Thursday, November 10, 2022
Opinion by Jean AbiNader
/ BACK

Lebanon’s fragility is underscored by its gravely weakened education and health sectors; the miserable condition and cost of public transportation; its devalued economy; and the ongoing threats to its security and stability. Anyone who says that these are temporary conditions has not been in the streets of Lebanon lately. Consider the cholera-infested areas of the north, Lebanese dumpster diving in Beirut, or the littered streets and beaches. While there is some agreement that a consensus president is needed, the lack of agreement on implementing the IMF reform package is less reassuring.

As I wrote last week, “It’s clear that international assistance from donors such as the EU and the US are the only remedies for keeping health-care facilities operating. The costs of most procedures, scarce and insufficient medicines, and the migration of health professionals spell doom to Lebanon medical infrastructure. Even though 80% of facilities are private, the challenges to both the private and public sectors in health services are enormous. For a patient to complain that being in a hospital is like a death sentence due to inadequate facilities, personnel, and medications exposes the depths of despair of Lebanon’s once stellar health sector.”

Unfortunately, the education sector is similarly troubled. With teachers emigrating and the remaining paid infrequently – many of whom left without the means to meet their transportation costs and switched to contract employees in order to avoid social security, medical insurance, and other benefits – the sector has been severely degraded. This is true across the 325,000 public sector employees (2021), including among the security forces.

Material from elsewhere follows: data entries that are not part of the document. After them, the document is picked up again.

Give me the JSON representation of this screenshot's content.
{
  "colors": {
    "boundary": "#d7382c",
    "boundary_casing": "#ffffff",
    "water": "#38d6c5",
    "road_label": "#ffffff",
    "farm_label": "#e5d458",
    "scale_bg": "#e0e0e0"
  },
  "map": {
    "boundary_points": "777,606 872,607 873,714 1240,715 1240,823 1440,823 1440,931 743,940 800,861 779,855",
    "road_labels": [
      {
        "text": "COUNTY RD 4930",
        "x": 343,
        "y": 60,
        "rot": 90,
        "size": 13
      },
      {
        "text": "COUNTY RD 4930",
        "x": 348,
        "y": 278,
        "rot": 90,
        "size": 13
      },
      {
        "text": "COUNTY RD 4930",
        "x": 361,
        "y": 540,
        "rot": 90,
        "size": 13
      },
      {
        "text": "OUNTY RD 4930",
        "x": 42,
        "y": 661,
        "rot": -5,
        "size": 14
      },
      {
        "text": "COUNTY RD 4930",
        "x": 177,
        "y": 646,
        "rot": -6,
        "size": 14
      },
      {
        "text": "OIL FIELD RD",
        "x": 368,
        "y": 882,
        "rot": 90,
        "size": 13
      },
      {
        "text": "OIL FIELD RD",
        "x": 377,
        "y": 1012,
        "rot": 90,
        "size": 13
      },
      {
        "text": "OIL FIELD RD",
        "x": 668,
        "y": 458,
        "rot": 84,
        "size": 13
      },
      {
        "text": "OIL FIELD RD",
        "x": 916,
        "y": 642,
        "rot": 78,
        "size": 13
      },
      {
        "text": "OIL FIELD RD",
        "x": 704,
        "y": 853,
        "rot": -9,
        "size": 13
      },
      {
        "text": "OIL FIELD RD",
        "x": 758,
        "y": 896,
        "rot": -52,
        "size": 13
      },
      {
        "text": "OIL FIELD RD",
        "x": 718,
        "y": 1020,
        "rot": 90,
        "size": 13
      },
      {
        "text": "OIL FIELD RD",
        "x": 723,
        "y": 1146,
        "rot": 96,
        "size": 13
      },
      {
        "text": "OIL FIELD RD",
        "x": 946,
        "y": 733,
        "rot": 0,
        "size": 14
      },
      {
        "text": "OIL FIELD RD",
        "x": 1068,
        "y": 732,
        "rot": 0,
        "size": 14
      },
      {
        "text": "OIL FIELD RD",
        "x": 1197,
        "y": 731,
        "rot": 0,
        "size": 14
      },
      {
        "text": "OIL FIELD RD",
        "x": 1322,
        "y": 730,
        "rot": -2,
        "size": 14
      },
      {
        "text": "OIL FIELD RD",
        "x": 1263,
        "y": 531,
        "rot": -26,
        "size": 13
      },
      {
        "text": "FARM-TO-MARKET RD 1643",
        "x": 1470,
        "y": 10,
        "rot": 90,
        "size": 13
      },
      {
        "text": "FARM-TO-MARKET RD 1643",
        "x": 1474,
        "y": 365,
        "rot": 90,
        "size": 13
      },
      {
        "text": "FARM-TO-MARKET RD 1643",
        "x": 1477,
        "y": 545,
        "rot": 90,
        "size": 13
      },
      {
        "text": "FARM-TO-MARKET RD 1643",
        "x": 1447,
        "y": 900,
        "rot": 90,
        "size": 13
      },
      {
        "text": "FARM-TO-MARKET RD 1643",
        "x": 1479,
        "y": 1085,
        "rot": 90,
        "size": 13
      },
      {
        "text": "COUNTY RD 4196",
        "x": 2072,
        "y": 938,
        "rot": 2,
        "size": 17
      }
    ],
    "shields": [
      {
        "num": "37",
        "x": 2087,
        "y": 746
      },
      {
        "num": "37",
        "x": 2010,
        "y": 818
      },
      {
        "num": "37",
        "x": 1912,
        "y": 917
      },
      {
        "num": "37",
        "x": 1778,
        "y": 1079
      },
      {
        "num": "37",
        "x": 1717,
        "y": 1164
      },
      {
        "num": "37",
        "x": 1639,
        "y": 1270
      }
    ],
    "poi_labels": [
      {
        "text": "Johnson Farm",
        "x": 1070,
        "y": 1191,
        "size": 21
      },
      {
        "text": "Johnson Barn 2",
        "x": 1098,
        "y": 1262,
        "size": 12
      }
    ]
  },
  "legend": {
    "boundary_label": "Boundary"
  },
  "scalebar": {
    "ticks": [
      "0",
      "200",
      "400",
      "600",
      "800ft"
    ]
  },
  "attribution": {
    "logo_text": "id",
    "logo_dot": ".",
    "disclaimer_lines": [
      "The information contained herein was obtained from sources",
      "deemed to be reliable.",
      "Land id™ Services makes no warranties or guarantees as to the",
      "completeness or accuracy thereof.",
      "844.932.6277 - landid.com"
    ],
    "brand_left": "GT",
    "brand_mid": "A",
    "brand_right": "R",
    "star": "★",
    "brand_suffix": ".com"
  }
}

The hollowing out of state institutions and protections of civil and human rights will delay the reconstructing of a credible, professional public sector. The first needed remediation is a package of social support services that are inclusive, equitable, and transparent. As of now, the social contract between the state and its employees is frazzled, fraught with omissions, exclusions, and nepotism, and subject to the whims of political leaders ensuring their survival by pandering to their constituents.

According to a recent report from The Policy Initiative, “Elites used state resources and private capital to establish clientelist social protection networks. The country’s sectarian political parties [after Taif] became the main providers of benefits, creating multiple, competing, social contracts and political arrangements.”

So, not only do politicians need political will to rebuild the state,   state institutions require a backbone of qualified, well-compensated public servants that are committed to the country by carrying out their work efficiently and transparently. It is the substitution of these sectarian networks that has undone the country and poses the greatest threat to its recovery.

But the issue is much deeper than the decline of the social cohesion of the country. According to the 2021 World Bank Governance Indicators as reported by Byblos Bank, Lebanon is ranked at 9% in Political Stability, while Qatar is tops at 83%. Lebanon scores ahead of Palestine, Sudan, Libya, Iraq, Yemen, and Syria. The reality speaks for itself. Lebanon has diminished its once highly regarded civil society to the status of pariah or broken state.

So build, back, better Lebanon without the carnage of the past 30+ years since Taif. And give your children, women, and youth a reason to invest in their futures inside the country.

 

Disclaimer: The views and opinions expressed in these articles are those of the author and do not necessarily reflect the position of the American Task Force on Lebanon, a non-profit, nonpartisan leadership organization of Lebanese-Americans.